Experts at King’s College London’s Institute of Psychiatry, Psychology and Neuroscience and the University of Roehampton tested their theory with a group of 12 volunteers who had been diagnosed by their doctor as having schizophrenia or schizoaffective disorder.
People with schizoaffective disorder share some of the symptoms of schizophrenia as well as mood symptoms like depression or bipolar disorder.
The 12 participants in this study were taking stable doses of antipsychotic medication for their condition and still experiencing auditory verbal hallucinations every day.
People who have auditory verbal hallucinations commonly describe it as “hearing voices”. Multiple voices can present at once, muttering or whispering angrily. The voices often make urgent demands on the person, causing significant distress.
Around 70% of people with schizophrenia have these hallucinations. As well as their stress impact, auditory verbal hallucinations make it difficult to work and carry out normal daily activities.
While doctors use antipsychotic medications as the mainstay of treatment for symptoms of schizophrenia, these drugs have little or no effect in 30% of people with auditory verbal hallucinations. Furthermore, traditional antipsychotic medications come with unpleasant side effects which means that many people stop taking them.
Any new treatment that could provide some relief has the potential to greatly improve quality of life for those affected.
Over four sessions, scientists observed the volunteers’ brain activity in an MRI machine while they played a specially developed video game. The game was simple but visually engaging – players used mental techniques to safely bring a space rocket back to earth.
How the Video Game Helped
While the game certainly isn’t as appealing as current console releases, the outcome was impressive. While performing this task, researchers could see that the parts of the brain corresponding to auditory verbal hallucinations lowered their activity.
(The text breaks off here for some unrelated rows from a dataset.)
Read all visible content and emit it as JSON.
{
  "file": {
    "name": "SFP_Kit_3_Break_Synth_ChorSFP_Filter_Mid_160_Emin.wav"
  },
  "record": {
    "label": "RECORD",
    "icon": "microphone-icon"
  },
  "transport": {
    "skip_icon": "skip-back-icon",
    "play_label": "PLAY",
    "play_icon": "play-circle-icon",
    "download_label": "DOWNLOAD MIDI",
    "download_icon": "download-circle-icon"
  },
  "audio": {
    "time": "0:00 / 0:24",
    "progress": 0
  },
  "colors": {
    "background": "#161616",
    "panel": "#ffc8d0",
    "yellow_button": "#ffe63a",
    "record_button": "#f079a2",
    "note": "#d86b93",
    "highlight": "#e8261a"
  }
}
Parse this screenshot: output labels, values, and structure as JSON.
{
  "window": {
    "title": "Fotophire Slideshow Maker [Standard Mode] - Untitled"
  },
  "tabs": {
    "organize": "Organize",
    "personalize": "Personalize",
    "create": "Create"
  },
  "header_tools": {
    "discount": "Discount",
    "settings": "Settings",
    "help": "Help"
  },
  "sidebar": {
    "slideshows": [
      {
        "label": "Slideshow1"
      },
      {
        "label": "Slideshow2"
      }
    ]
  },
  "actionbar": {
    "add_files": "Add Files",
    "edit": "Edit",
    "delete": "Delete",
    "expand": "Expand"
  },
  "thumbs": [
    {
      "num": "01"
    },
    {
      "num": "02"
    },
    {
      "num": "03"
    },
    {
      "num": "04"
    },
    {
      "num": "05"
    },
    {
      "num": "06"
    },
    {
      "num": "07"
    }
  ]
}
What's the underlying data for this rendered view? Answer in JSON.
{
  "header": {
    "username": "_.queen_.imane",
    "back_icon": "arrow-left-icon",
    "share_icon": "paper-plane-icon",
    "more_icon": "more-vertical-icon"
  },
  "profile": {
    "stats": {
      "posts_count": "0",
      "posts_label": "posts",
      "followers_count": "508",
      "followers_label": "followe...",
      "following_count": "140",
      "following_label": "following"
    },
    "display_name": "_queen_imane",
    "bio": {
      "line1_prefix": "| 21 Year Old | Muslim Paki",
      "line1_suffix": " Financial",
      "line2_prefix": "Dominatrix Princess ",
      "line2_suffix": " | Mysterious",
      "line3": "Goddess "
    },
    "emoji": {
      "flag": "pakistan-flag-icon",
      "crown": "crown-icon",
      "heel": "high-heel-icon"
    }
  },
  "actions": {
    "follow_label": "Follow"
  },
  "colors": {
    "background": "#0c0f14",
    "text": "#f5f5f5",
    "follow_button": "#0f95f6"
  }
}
Moreover, when participants used the same mental techniques without the visual rocket ship aid, the effect continued. This implies that they had learnt strategies to reduce the voices independently.
While these results are promising, we must acknowledge that this was a small study without a control group. Therefore, it is possible that some of the effects were due to placebo. Further research is necessary before we can draw any real conclusions about this technique; the same team is hoping to carry out a larger scale study soon.